El guerrero era y es un hombre transformado por la ferocidad; el poeta era y es un hombre transformado por la inteligencia de los dioses, un hombre que hablaba como los dioses, porque sólo los poetas pueden ascender con sus creaciones de mundos al nivel de los dioses.

Esa es la semejanza entre Dios y los poetas: que pueden crear mundos.

El arrebato de un poeta declamando es un arrebato inigualable, pues dicho poeta es un arrebatado por el ímpetu secreto que sólo los poetas comparten con la divinidad. Escuchar a un poeta es como estar frente a la creación, ya que el declamador habla en el lenguaje de Dios: habla exhibiendo una creación.

Los que veían a Juan Isidro Ortea, guerreros y no guerreros, no podían competir con él: carecían de un arma que él poseía y que ellos jamás poseerían.

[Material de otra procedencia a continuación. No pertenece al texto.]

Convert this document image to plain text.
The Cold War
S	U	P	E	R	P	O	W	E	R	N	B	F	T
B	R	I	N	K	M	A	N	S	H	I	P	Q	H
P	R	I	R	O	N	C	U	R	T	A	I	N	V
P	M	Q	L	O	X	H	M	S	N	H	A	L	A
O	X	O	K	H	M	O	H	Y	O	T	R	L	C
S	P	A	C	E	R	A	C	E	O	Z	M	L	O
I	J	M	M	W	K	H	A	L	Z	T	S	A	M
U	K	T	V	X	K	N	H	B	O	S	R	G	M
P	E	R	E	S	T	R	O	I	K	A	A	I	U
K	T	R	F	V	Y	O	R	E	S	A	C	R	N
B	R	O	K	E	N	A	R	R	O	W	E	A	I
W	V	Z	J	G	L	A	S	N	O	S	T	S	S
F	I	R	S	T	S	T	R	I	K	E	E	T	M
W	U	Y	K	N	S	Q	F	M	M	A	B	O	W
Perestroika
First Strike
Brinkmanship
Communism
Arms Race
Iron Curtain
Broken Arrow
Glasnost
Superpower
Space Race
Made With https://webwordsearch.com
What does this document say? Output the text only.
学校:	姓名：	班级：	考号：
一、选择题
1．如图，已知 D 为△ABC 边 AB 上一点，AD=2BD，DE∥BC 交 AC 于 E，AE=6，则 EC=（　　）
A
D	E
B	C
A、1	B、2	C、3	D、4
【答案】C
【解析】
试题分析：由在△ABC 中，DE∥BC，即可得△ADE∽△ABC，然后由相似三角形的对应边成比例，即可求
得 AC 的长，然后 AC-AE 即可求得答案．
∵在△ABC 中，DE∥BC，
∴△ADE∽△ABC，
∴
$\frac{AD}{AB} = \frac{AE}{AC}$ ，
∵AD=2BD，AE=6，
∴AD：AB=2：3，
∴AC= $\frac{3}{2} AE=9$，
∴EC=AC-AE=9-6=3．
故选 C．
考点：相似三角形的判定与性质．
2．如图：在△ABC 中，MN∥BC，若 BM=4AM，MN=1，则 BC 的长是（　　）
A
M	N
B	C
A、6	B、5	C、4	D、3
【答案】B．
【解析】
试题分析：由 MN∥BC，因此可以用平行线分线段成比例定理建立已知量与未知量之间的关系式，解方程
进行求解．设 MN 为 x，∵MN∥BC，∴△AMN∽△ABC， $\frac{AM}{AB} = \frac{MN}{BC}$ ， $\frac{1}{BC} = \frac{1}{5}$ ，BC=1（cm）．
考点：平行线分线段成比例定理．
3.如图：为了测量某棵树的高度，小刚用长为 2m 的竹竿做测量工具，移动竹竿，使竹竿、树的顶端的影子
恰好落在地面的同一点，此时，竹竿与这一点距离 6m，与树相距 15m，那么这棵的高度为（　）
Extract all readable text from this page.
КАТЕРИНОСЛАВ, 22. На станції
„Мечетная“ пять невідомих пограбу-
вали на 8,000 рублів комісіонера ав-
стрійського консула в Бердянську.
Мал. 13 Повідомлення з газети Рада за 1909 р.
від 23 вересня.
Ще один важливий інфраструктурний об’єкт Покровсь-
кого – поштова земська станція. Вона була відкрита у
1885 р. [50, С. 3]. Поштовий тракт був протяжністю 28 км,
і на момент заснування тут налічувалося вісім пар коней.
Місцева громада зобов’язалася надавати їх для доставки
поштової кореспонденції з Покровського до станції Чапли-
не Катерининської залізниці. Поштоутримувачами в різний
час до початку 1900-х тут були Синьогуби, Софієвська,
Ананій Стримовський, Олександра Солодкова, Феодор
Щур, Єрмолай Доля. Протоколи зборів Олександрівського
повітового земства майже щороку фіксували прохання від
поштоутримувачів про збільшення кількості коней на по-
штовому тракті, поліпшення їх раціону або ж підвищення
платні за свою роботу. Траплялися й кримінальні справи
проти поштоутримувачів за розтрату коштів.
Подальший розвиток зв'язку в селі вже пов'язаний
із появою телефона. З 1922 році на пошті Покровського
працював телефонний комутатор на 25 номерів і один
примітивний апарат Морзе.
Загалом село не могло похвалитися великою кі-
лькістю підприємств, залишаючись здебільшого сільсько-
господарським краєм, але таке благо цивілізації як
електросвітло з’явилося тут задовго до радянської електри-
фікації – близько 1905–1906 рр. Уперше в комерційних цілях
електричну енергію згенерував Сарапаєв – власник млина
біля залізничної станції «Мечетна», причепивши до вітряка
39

Su presencia era un resplandor que nunca podía pasar desapercibido.  Sus poemas, paradojalmente, brusca, pero suavemente cegaban a los presentes que lo escuchaban.

-¡Ahí está Juan Isidro!   -decían, y a su alrededor pasaba gran parte de la atención porque esperaban, y al efecto le pedían, que declamara.

Era el transfigurado de las reuniones sociales.  ¿Quién como él? Era admirado y hasta envidiado… La envidia era solapada.

Su buena presencia le ayudaba a hacer más viril el despliegue de la verbosidad de su poética.

Su nombre se hizo rubicundo: brilló en el puro azul del firmamento dominicano; pasó a ser una leyenda viva, un nombre hecho leyenda. Su nombre cabalgó y todavía cabalga en los pliegues de nuestra Historia como poeta y como General de División.

Tras su ejecución en el Este por el terrible Lilís sus restos descansan en el cementerio de Puerto Plata, específicamente están en el panteón de los Redondo Gómez, descendientes de los Ortea Mella.